Director Wang Bing’s new film selected for Venice Film Festival, suspected of crossing the red line and banned by Chinese internet users.

Chinese documentary director Wang Bing was recently nominated for the main competition of the 81st Venice Film Festival with the final chapter of his “Youth” trilogy, “Youth: Homecoming.” However, suspected of leaving the country to participate in the festival without obtaining the Dragon Seal (Mainland China’s film screening permit) from the Chinese Communist Party, the film “Youth: Homecoming” and all of Wang Bing’s works were banned by the popular Chinese forum “Douban.”

Despite the initial excitement of Wang Bing’s “Youth: Homecoming” being selected for the Venice Film Festival, the Chinese online forum Douban suddenly took down Wang Bing’s introduction page and works catalog. Investigation by reporters revealed that an article titled “Venice Film Festival lineup: Wang Bing’s ‘Youth: Homecoming’ nominated for the main competition” on the mainland portal site Sohu was no longer accessible, showing a “404” error. Additionally, a Weibo movie blogger who reported on Wang Bing’s nomination for the festival modified their article, referring to Wang Bing as “wang兵,” presumably to avoid triggering sensitive terms related to Wang Bing.

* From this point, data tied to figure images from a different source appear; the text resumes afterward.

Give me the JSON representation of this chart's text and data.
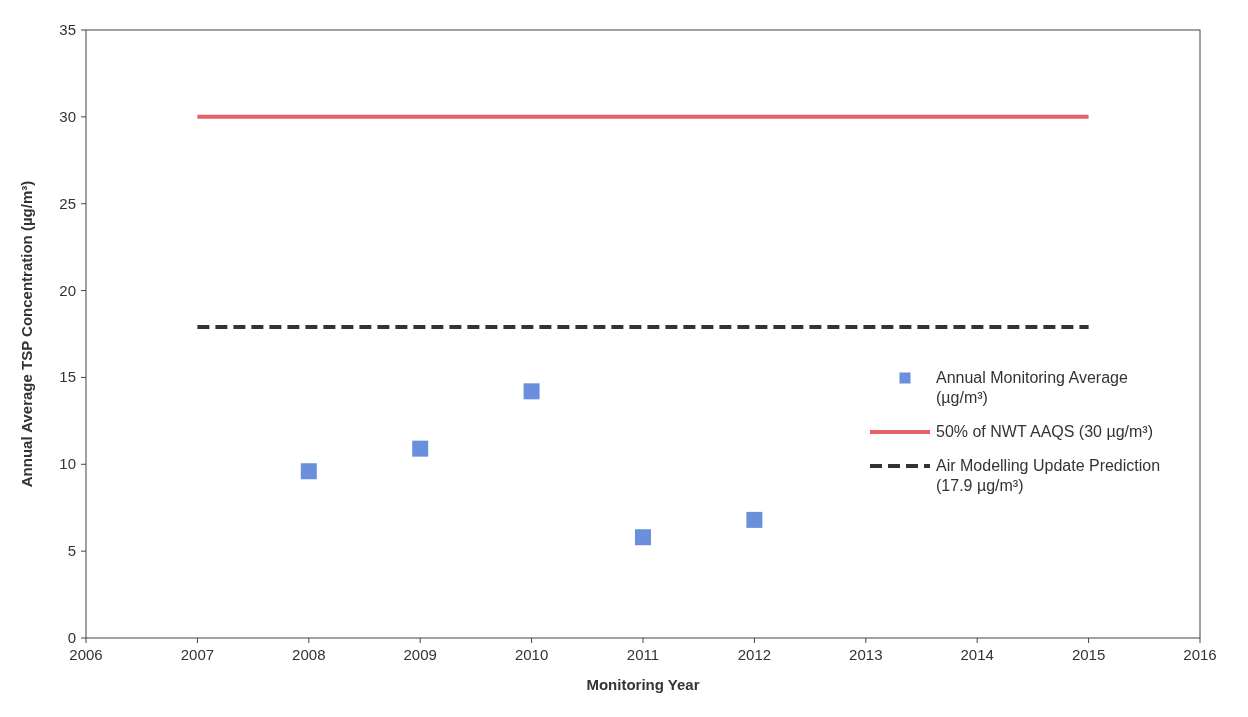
{
  "chart_data": {
    "type": "scatter",
    "xlabel": "Monitoring Year",
    "ylabel": "Annual Average TSP Concentration (µg/m³)",
    "xlim": [
      2006,
      2016
    ],
    "xticks": [
      2006,
      2007,
      2008,
      2009,
      2010,
      2011,
      2012,
      2013,
      2014,
      2015,
      2016
    ],
    "ylim": [
      0,
      35
    ],
    "yticks": [
      0,
      5,
      10,
      15,
      20,
      25,
      30,
      35
    ],
    "grid": false,
    "legend": "right",
    "series": [
      {
        "name": "Annual Monitoring Average (µg/m³)",
        "marker": "square",
        "color": "#6a8fdc",
        "x": [
          2008,
          2009,
          2010,
          2011,
          2012
        ],
        "values": [
          9.6,
          10.9,
          14.2,
          5.8,
          6.8
        ]
      },
      {
        "name": "50% of NWT AAQS (30 µg/m³)",
        "type": "line",
        "color": "#e8606a",
        "line_style": "solid",
        "x": [
          2007,
          2015
        ],
        "values": [
          30,
          30
        ]
      },
      {
        "name": "Air Modelling Update Prediction (17.9 µg/m³)",
        "type": "line",
        "color": "#333333",
        "line_style": "dashed",
        "x": [
          2007,
          2015
        ],
        "values": [
          17.9,
          17.9
        ]
      }
    ]
  }
}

In response to Wang Bing and his works being banned on Chinese websites, netizens commented, “Being banned seems like an honor medal; just look at the blacklist to find the ones worth watching,” “There are not many good film and television works in China. If you want to find good Chinese movies and TV shows, look in the banned list,” “Now I have to watch ‘Youth: Homecoming.'”

At 56 years old, Wang Bing is known for his realistic documentary filmmaking, with his works frequently receiving accolades. In 2023, his documentary trilogy “Youth,” specifically “Youth: Spring,” was selected for the main competition at the Cannes Film Festival, where it won the Golden Horse Award for Best Documentary.

In 2024, following the selection of “Youth: Bitter,” another part of the “Youth” trilogy, for the international competition at the 77th Locarno Film Festival, Wang Bing’s final chapter “Youth: Homecoming” was announced as one of the most anticipated entries in the main competition of the 81st Venice Film Festival on July 23. With this film, Wang Bing will compete for the prestigious Golden Lion Award alongside 20 other films from around the world.

Wang Bing’s films focus on marginalized groups and exhibit a somber style. He places the camera near his subjects to record them for extended periods without interference, allowing the films to naturally showcase the vitality and struggles of ordinary people in the vastness of nature.

As early as 2002, Wang Bing independently produced the documentary “West of the Tracks,” which depicted the decline of Shenyang’s old industrial area and had a runtime of 7 hours. The film not only won numerous international awards but was also ranked second in the annual top ten list by the French film magazine “Les Cahiers du Cinéma” in 2004. In 2010, his feature film “The Ditch,” portraying the hellish life in a labor re-education farm around the 1960s, was selected for the official competition of the 67th Venice Film Festival. His oral history documentary on labor re-education, “Til Madness Do Us Part,” received the top prize at Japan’s Yamagata International Documentary Film Festival in 2007. In 2012, his documentary “Three Sisters,” focusing on the survival conditions of left-behind children, won the Horizon Award at the Venice Film Festival.

Despite being a world-renowned documentary filmmaker, none of Wang Bing’s films have been released in China, and some of his works are unsearchable even on Chinese websites. Faced with the relentless and intensified ideological censorship by the Chinese Communist Party, Wang Bing once remarked, “To have a film publicly screened (in China), I must pass the review of the State Administration of Radio, Film, and Television, but I have never applied, and I never will. I think it’s tedious and meaningless.”